Con ogni probabilità se fosse stato prioritizzato uno solo di questi obiettivi, concentrando alternativamente le forze a nord o a sud, i russi sarebbero riusciti nei loro intenti (in particolare a sud dove, anche grazie al supporto delle milizie di Donetsk e Lughansk l’offensiva ha avuto comunque certi successi, arenandosi solo per la mancanza di uomini e forze adeguate). Il front nord, quello che avrebbe dato avvio alla battaglia di Kiev, si muoveva a sua volta su quattro assi principali: il primo che dalla Bielorussia muoveva sulla sponda occidentale del Dnieper direttamente su Kiev passando per la regione di Chernobyl, il secondo che puntava su Chernigov, il terzo su Konotop nell’oblast di Sumy per puntare su Kiev da est (un percorso di circa 300khm) e il quarto che doveva puntare direttamente sulla città di Sumy (a pochissima distanza dal confine russo) per poi arrivare da lì di nuovo su Kiev.

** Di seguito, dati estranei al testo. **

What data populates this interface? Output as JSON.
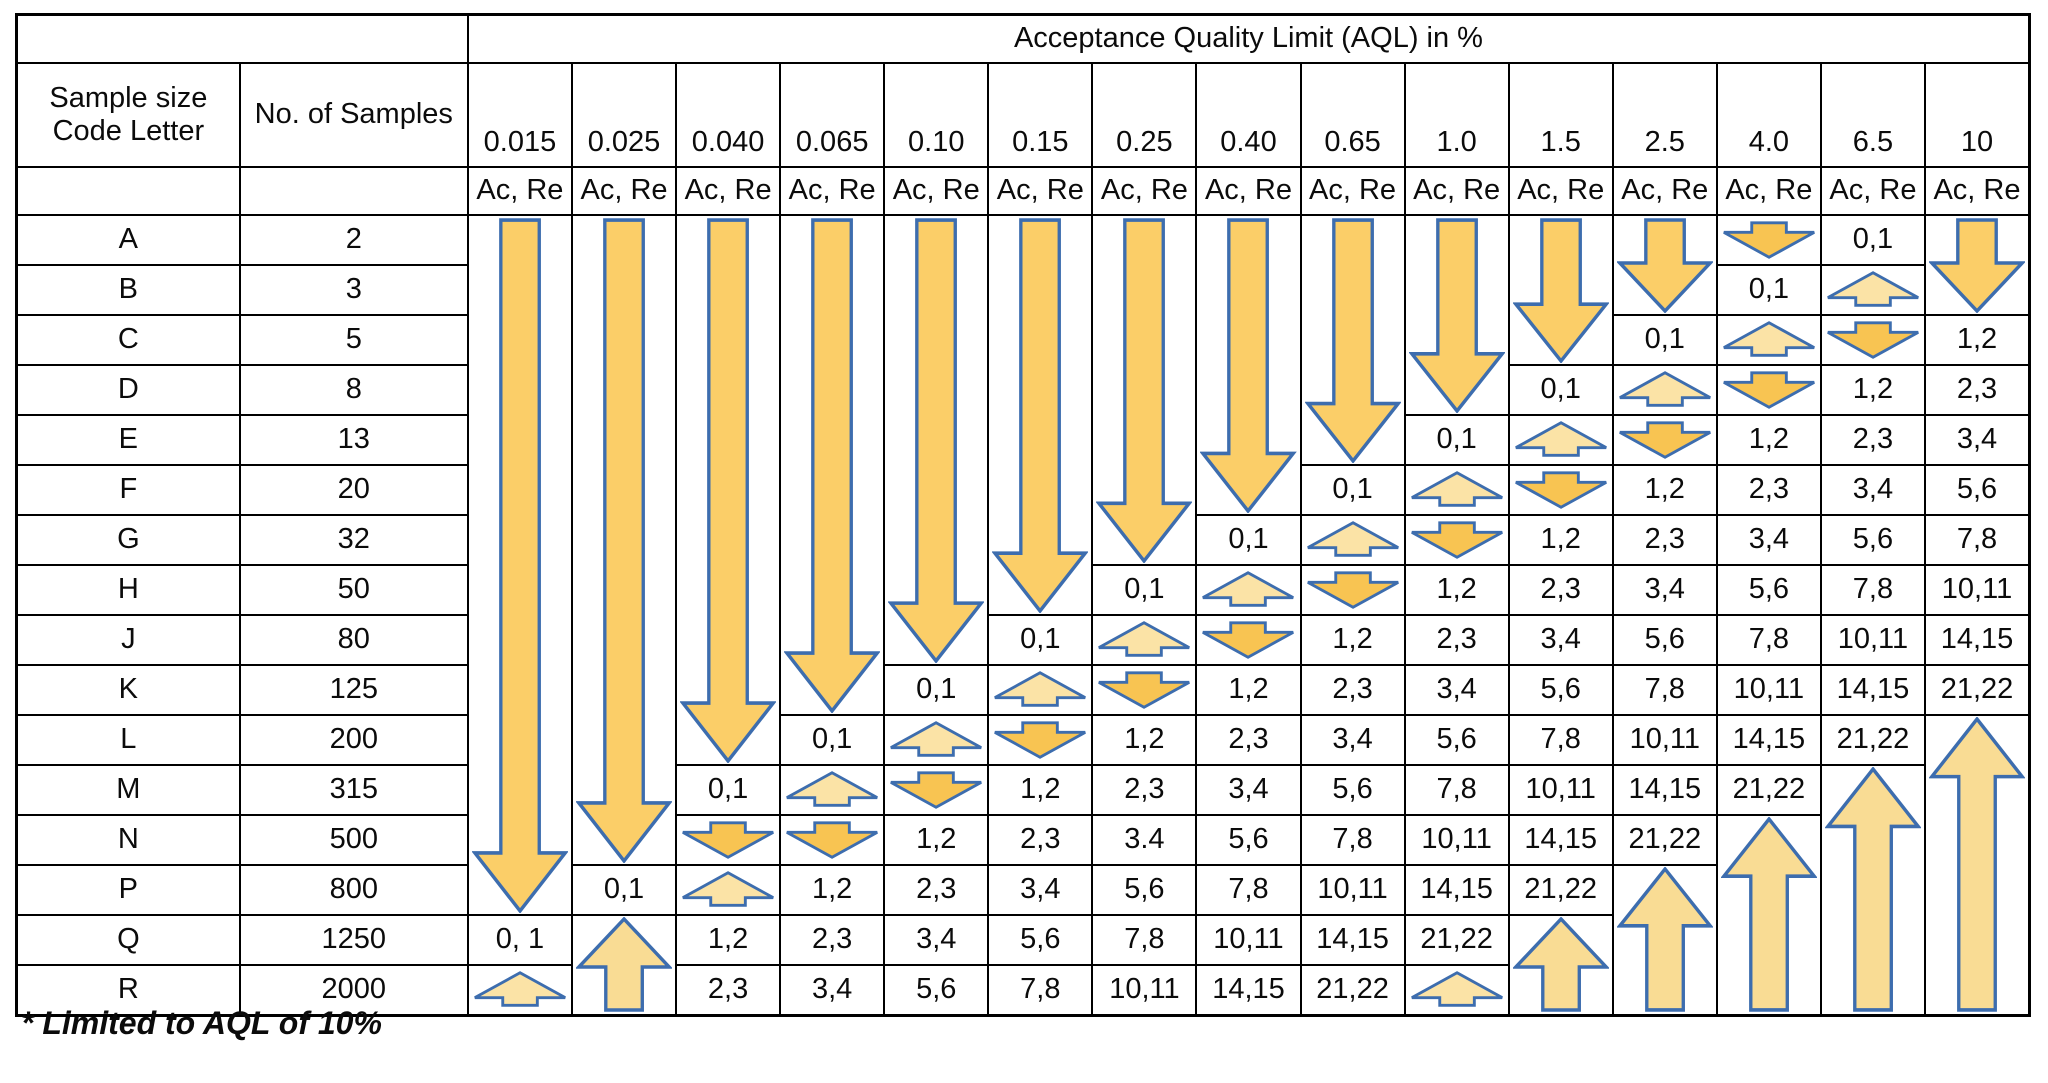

Il fronte sud, quello che doveva completare la presa della Novorussiya, aveva invece tre assi di avanzata principale: uno da Kharkov, che avrebbe dovuto prendere la seconda città dell’Ucraina (quasi interamente russofona e che nel 2014 era a un passo per dichiarare un proprio referendum di secessione sulla falsariga di Donetsk e di Lughansk), uno dal Donbass, diviso poi nei due assi di Lughansk e Donetsk e uno dalla Crimea, diviso anch’esso in due assi, uno verso est verso l’oblast di Zaporyzha per ricongiungersi con le forze di Donetsk e uno verso ovest che sarebbe dovuto arrivare ad Odessa (con un ipotetico supporto navale come già visto), passando per Kherson e Nykolaiev.

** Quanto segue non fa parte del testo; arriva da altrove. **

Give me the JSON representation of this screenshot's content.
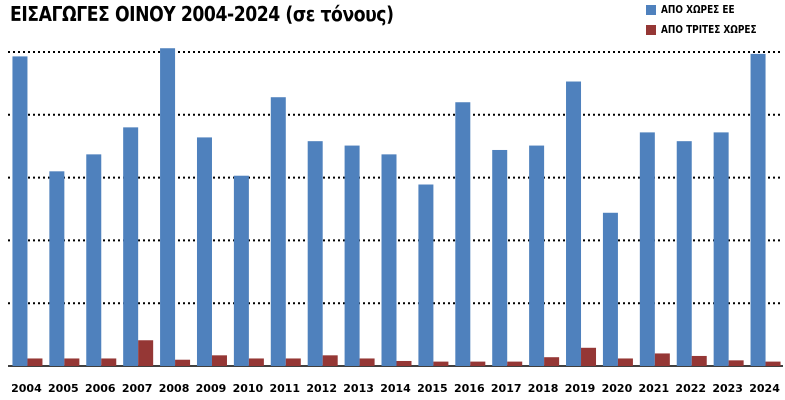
{
  "title": "ΕΙΣΑΓΩΓΕΣ ΟΙΝΟΥ 2004-2024 (σε τόνους)",
  "legend": [
    {
      "label": "ΑΠΟ ΧΩΡΕΣ ΕΕ",
      "color": "#4F81BD"
    },
    {
      "label": "ΑΠΟ ΤΡΙΤΕΣ ΧΩΡΕΣ",
      "color": "#953735"
    }
  ],
  "chart_data": {
    "type": "bar",
    "title": "ΕΙΣΑΓΩΓΕΣ ΟΙΝΟΥ 2004-2024 (σε τόνους)",
    "categories": [
      "2004",
      "2005",
      "2006",
      "2007",
      "2008",
      "2009",
      "2010",
      "2011",
      "2012",
      "2013",
      "2014",
      "2015",
      "2016",
      "2017",
      "2018",
      "2019",
      "2020",
      "2021",
      "2022",
      "2023",
      "2024"
    ],
    "series": [
      {
        "name": "ΑΠΟ ΧΩΡΕΣ ΕΕ",
        "color": "#4F81BD",
        "values": [
          4.93,
          3.1,
          3.37,
          3.8,
          5.06,
          3.64,
          3.03,
          4.28,
          3.58,
          3.51,
          3.37,
          2.89,
          4.2,
          3.44,
          3.51,
          4.53,
          2.44,
          3.72,
          3.58,
          3.72,
          4.97
        ]
      },
      {
        "name": "ΑΠΟ ΤΡΙΤΕΣ ΧΩΡΕΣ",
        "color": "#953735",
        "values": [
          0.12,
          0.12,
          0.12,
          0.41,
          0.1,
          0.17,
          0.12,
          0.12,
          0.17,
          0.12,
          0.08,
          0.07,
          0.07,
          0.07,
          0.14,
          0.29,
          0.12,
          0.2,
          0.16,
          0.09,
          0.07
        ]
      }
    ],
    "ylim": [
      0,
      5.4
    ],
    "gridlines": [
      0,
      1,
      2,
      3,
      4,
      5
    ],
    "grid": true,
    "grid_style": "dotted",
    "legend_position": "top-right"
  }
}
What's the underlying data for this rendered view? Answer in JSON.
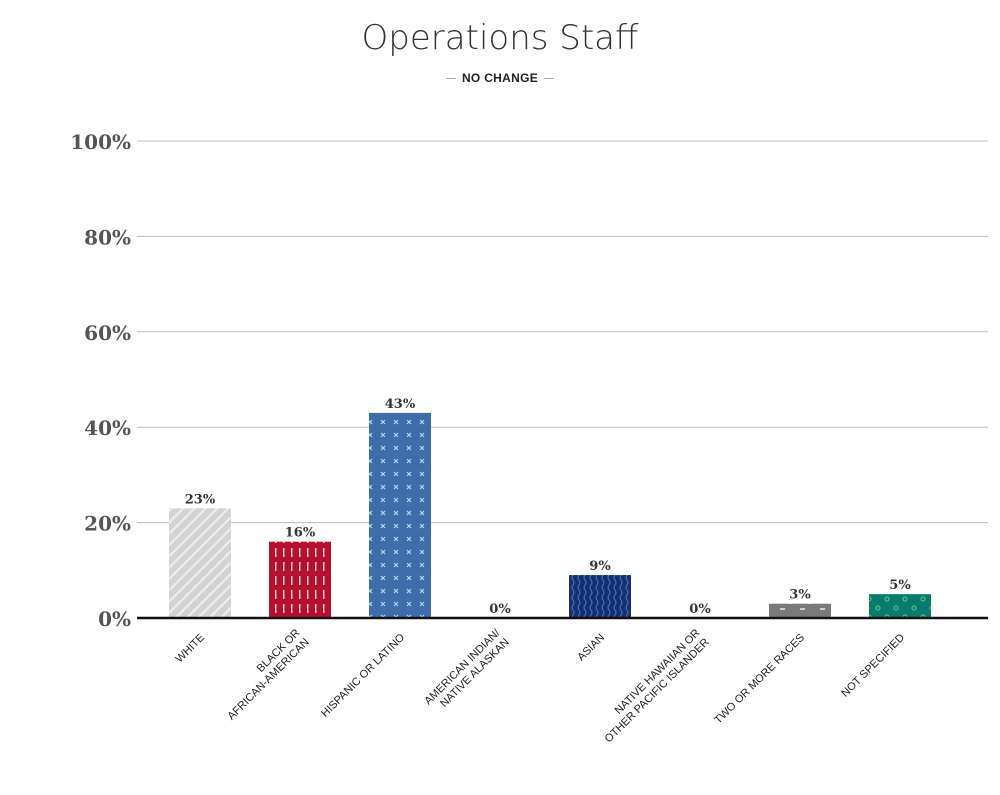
{
  "chart_data": {
    "type": "bar",
    "title": "Operations Staff",
    "subtitle": "NO CHANGE",
    "categories": [
      "WHITE",
      "BLACK OR\nAFRICAN-AMERICAN",
      "HISPANIC OR LATINO",
      "AMERICAN INDIAN/\nNATIVE ALASKAN",
      "ASIAN",
      "NATIVE HAWAIIAN OR\nOTHER PACIFIC ISLANDER",
      "TWO OR MORE RACES",
      "NOT SPECIFIED"
    ],
    "values": [
      23,
      16,
      43,
      0,
      9,
      0,
      3,
      5
    ],
    "data_labels": [
      "23%",
      "16%",
      "43%",
      "0%",
      "9%",
      "0%",
      "3%",
      "5%"
    ],
    "colors": [
      "#d3d3d3",
      "#b5112e",
      "#3e6daa",
      "#2a4a8a",
      "#14306e",
      "#888888",
      "#7a7a7a",
      "#0a7a6e"
    ],
    "patterns": [
      "diagonal-stripes",
      "vertical-dashes",
      "x-marks",
      "none",
      "waves",
      "none",
      "triangles",
      "circles"
    ],
    "ylim": [
      0,
      100
    ],
    "yticks": [
      "0%",
      "20%",
      "40%",
      "60%",
      "80%",
      "100%"
    ],
    "ytick_values": [
      0,
      20,
      40,
      60,
      80,
      100
    ],
    "grid": true,
    "xlabel": "",
    "ylabel": ""
  }
}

Assenza di un comando militare unitario
A contribuire al fallimento globale dell’operazione anche l’assenza di un comando militare unitario nelle operazioni, essenzialmente ogni direttrice di offensiva operò in maniera autonoma, mancando una visione e un coordinamento di insieme. A questo problema, fu poi posto rimedio dopo il 25 marzo e il ritiro russo da tutto il settore nord, con la nomina del generale Dvornikov al comando unitario delle operazioni, generale noto per le sue capacità organizzative più che di comando delle truppe in battaglia. In Siria il suo comando durò 6 mesi e in quel periodo si occupò essenzialmente di costituire un comando unitario e un coordinamento tra le diverse forze russe, siriane, libanesi ed iraniane.
Come in Siria, terminata la sua opera di coordinamento, Dvnornikov ha potuto cedere nuovamente lo scettro di comando ad un generale da battaglia come il generale Surovikin, andando ad occupare a Rostov, al comando del distretto meridionale russo, un ruolo di retrovia, volto principalmente ad organizzare la logistica a supporto delle operazioni di combattimento.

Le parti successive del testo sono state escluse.